Everything else--primitive types, classes, named structs, functions
names, and expressions that evaluate to something with of one of
those--all work fine.
The parser gotchas I assume could be fixed, but I don't see a way to fix
the name mangling for enums and anonymous structs--they're created in
the compiler using information not available to GDB, and they're not
included in the resultant binary or debuginfo. So the question is
whether it's worth pursuing this patch or not. I'll let you folks in
GDB land decide that.
The patch as it currently exists includes, in addition to the changes to
the code, a testcase generator that produces a .exp fragment containing
a lot of tests like
gdb_test "p typeid(int).__name" "i.*"
where the expected value is that returned by the libstdc++ typeid().
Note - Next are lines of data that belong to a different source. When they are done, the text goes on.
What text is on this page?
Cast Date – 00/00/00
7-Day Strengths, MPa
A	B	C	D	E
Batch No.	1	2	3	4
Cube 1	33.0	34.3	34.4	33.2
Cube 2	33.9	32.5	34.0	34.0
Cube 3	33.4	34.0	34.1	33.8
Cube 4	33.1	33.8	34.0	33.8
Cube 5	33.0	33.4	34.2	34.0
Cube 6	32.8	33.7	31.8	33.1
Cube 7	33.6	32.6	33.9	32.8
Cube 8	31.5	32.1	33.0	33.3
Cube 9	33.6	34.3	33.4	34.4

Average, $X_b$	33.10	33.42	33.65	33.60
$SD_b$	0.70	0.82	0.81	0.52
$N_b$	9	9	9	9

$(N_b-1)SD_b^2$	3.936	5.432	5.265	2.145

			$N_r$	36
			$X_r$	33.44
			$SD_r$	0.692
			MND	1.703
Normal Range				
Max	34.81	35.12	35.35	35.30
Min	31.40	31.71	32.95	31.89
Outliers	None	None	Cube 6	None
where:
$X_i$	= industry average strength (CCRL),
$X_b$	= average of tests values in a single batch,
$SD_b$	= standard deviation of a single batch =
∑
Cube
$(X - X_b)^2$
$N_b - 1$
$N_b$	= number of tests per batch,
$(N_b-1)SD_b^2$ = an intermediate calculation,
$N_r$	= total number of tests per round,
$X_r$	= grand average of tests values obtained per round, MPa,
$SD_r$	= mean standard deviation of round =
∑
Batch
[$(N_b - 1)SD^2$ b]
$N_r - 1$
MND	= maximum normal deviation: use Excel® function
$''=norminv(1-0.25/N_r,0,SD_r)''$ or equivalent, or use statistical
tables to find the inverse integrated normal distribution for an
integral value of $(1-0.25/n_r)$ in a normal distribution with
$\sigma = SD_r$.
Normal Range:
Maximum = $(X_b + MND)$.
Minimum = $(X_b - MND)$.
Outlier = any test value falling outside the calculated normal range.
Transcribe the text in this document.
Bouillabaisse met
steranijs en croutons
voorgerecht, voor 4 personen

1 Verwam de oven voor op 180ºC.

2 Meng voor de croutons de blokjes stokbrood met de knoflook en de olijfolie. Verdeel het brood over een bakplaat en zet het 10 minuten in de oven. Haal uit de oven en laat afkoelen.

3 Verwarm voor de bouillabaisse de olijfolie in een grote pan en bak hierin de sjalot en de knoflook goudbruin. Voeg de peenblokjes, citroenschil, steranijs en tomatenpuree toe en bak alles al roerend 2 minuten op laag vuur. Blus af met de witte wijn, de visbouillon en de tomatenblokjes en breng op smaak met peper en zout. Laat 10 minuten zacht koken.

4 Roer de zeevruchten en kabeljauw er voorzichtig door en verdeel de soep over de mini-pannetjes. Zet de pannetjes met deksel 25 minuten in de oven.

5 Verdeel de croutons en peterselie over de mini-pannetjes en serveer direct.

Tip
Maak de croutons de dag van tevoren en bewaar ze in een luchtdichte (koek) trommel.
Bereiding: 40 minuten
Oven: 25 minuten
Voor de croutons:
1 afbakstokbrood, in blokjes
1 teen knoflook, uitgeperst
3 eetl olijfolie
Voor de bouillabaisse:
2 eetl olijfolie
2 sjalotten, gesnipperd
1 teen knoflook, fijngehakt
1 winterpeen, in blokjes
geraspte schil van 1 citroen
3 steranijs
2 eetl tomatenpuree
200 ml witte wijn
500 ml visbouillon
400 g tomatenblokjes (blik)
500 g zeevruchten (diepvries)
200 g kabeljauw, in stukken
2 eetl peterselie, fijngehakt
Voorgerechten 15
This not only guarantees that whatever the patch typeid() returns is
identical to the "official" stuff from libstdc++, it also makes the
patch compiler-independent. (I don't know if that's an objective or
not, but what the "real" typeid() returns is
compiler-implementation-dependent and the testcase generator allows an
implementation-dependent testcase to be built.)
There's more work that could be done, but I'm holding off on that until
I know people want the patch. The type_info struct includes a "char *
__name" member containing the type name, but that's protected--the
official way to read it is with the "name()" method. I've started
working on a mechanism that will provide that method, as well as a few
other methods and operators like "__is_function_p" and "operator==", but
that's going to take some more tinkering to make it work.
Let me know if, given the limitations, this thing is worth pursuing.